Когда могадорец закончил, достав более двадцати разных орудий, он подошел к Шестой и встал в нескольких сантиметрах от ее лица, чтобы она могла чувствовать его кислое дыхание.
— Ты видишь это? — спросил он. Она не ответила. — Я намерен использовать каждый из этих инструментов на тебе и на твоем Чепане, если вы не ответите правдиво на все мои вопросы. И тогда, уверяю вас, вы пожалеете, что не умерли.

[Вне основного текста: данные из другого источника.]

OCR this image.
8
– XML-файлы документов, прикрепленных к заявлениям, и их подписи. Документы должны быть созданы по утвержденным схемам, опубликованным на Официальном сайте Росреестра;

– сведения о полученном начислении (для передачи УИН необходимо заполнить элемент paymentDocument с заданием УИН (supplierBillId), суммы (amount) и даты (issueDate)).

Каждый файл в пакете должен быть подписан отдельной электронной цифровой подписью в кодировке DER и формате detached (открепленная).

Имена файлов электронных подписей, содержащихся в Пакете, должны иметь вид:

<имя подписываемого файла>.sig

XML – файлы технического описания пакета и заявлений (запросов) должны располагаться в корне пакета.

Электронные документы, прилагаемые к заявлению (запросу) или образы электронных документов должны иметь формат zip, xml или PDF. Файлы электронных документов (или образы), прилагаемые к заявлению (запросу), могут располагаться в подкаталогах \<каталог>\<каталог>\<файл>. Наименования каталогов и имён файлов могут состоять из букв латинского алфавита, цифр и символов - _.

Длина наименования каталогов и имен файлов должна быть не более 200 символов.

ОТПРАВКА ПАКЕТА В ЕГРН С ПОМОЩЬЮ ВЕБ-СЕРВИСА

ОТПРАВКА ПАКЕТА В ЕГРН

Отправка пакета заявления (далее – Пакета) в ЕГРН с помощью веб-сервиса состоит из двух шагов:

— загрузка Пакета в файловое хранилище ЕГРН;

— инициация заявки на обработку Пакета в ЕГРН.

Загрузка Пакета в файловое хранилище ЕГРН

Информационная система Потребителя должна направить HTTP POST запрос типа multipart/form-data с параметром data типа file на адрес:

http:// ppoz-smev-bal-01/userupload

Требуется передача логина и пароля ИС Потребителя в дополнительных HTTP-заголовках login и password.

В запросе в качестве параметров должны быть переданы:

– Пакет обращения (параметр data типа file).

Он взял одно орудие — узкую бритву с обтянутой кожей ручкой — и погладил ею Шестую по щеке.
— Я уже очень давно охочусь за вами, ребятишки, — сказал он. — Мы убили двоих из вас, и вот теперь попалась еще одна, не знаю уж, какой номер. Как ты можешь догадаться, я надеюсь, что ты — Третья.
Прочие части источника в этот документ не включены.